The Site dataclass is the contract between engine and site.
It carries eight callable fields (hooks) and twelve configuration fields
(paths, channel lists, etc.) — see Writing a Site Module for the full
reference. The engine calls hooks like this (condensed from
monitoring.get_slice_corrected):
site = _active_site
if site is not None:
transform = site.transforms.get(quantity)
if transform is not None:
data_slice = transform(*data_slice, quantity=quantity,
start_time_local=start_time,
duration=duration, **kwargs)
Graceful failure. If no site is registered (_active_site is None),
engine functions fall back to safe defaults (no transforms, arithmetic mean
for all channels, start_time returned unchanged from sync_policy).

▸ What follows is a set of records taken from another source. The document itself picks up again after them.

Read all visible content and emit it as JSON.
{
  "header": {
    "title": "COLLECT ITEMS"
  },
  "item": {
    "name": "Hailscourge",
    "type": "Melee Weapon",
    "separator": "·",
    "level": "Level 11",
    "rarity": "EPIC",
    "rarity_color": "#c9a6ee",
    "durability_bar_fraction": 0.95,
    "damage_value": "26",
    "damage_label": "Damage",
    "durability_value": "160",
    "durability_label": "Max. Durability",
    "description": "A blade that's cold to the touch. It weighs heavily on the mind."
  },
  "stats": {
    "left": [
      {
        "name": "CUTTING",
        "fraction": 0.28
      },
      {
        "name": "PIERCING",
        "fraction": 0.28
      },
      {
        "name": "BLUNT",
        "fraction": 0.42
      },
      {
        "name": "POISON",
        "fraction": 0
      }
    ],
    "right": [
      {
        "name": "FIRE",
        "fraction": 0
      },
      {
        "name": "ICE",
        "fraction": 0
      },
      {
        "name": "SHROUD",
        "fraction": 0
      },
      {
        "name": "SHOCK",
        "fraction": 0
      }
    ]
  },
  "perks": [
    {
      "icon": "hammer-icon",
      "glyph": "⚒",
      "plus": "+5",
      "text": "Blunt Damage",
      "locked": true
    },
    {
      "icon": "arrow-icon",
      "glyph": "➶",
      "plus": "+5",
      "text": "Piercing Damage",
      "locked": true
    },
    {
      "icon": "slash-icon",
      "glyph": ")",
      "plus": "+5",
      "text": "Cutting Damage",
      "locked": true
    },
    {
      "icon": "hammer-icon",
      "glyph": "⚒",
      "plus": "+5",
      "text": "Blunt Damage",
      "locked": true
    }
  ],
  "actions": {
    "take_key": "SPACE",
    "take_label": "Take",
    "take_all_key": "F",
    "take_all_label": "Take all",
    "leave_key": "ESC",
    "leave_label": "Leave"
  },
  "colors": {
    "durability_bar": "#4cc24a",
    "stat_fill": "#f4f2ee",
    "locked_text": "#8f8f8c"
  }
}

A RuntimeError is raised only when a hook is truly required and absent
— for example, when modal analysis is requested but no setup_prep has
been registered for the quantity.
Adding a second structure. Copy site_example.py, rename it
site_newstructure.py, implement the stubs, and import it. Both sites
can coexist in _SITES; set_active_site selects which one the engine
uses. The engine code is unchanged.
Public vs private. The engine (monitoring.py,
time_convention.py, config.py, MultiLock.py,
site_example.py) is suitable for public distribution. The concrete
site module (site_tower.py) encodes site-specific geometry, calibration
constants, and synchronisation-era logic that is not transferable to other
structures, and may remain private. See Configuration Guide for the
complete guide to writing and wiring a new site module.